14. The pharmaceutical composition of claim 13 further comprising an amount of a chemotherapeutic agent, a cancer vaccine, an immunomodulatory agent, an anti-angiogenesis agent, an anti-vascular agent, a signal transduction inhibitor, an antiproliferative agent, an apoptosis inducer, and an inhibitor of a survival pathway that, in combination with said antibody, is effective in treating said cancer.

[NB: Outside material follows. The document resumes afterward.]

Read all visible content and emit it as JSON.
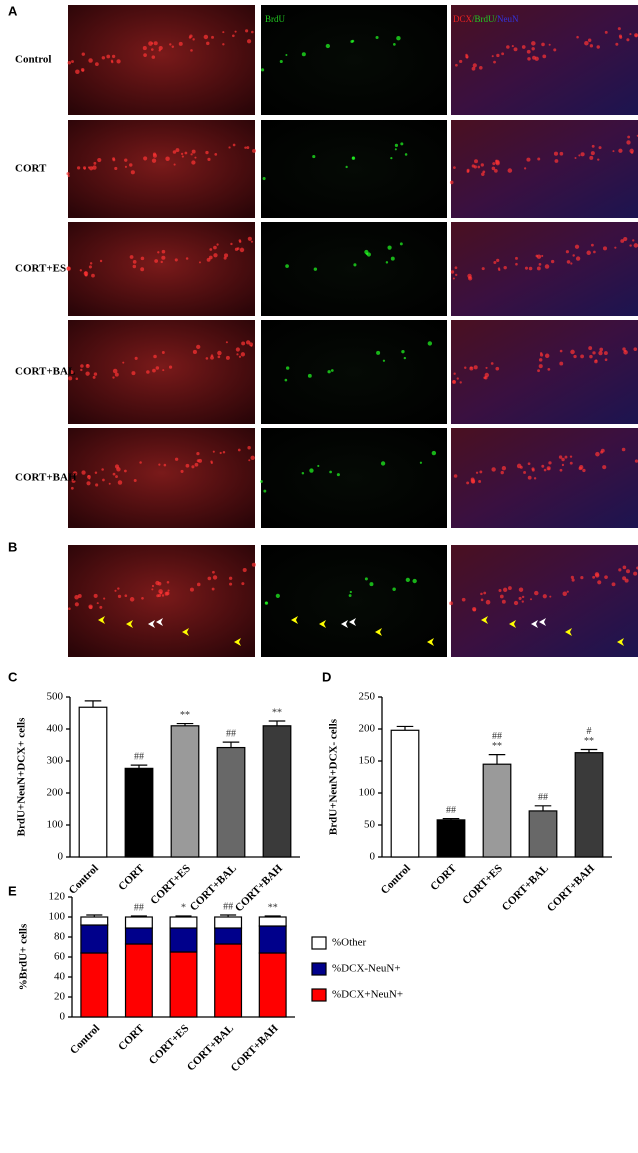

15. Use of an amount of a human anti-CTLA-4 antibody in the preparation of a composition for the treatment of cancer in a mammal that is effective in treating said cancer, wherein said cancer is selected from the group consisting of lung cancer, bone cancer, pancreatic cancer, skin cancer, cancer of the head or neck, cutaneous or intraocular malignant malignant melanoma, uterine cancer, ovarian cancer, rectal cancer, cancer of the anal region, stomach cancer, colon cancer, breast cancer, testicular cancer, uterine cancer, carcinoma of the fallopian tubes, carcinoma of the endometrium, carcinoma of the cervix, carcinoma of the vagina, carcinoma of the vulva, Hodgkin's Disease, non-Hodgkin's lymphoma, cancer of the esophagus, cancer of the small intestine, cancer of the endocrine system, cancer of the thyroid gland, cancer of the parathyroid gland, cancer of the adrenal gland, sarcoma of soft tissue, cancer of the urethra, cancer of the penis, prostate cancer, chronic or acute leukemias, solid tumors of childhood, lymphocytic lymphoma, cancer of the bladder, cancer of the kidney or ureter, renal cell carcinoma, carcinoma of the renal pelvis, neoplasm of the central nervous system (CNS), primary CNS lymphoma, tumor angiogenesis, spinal axis tumor, brain stem glioma, pituitary adenoma, Kaposi's sarcoma, epidermoid cancer, squamous cell cancer, t-cell lymphoma, and combinations of said cancers.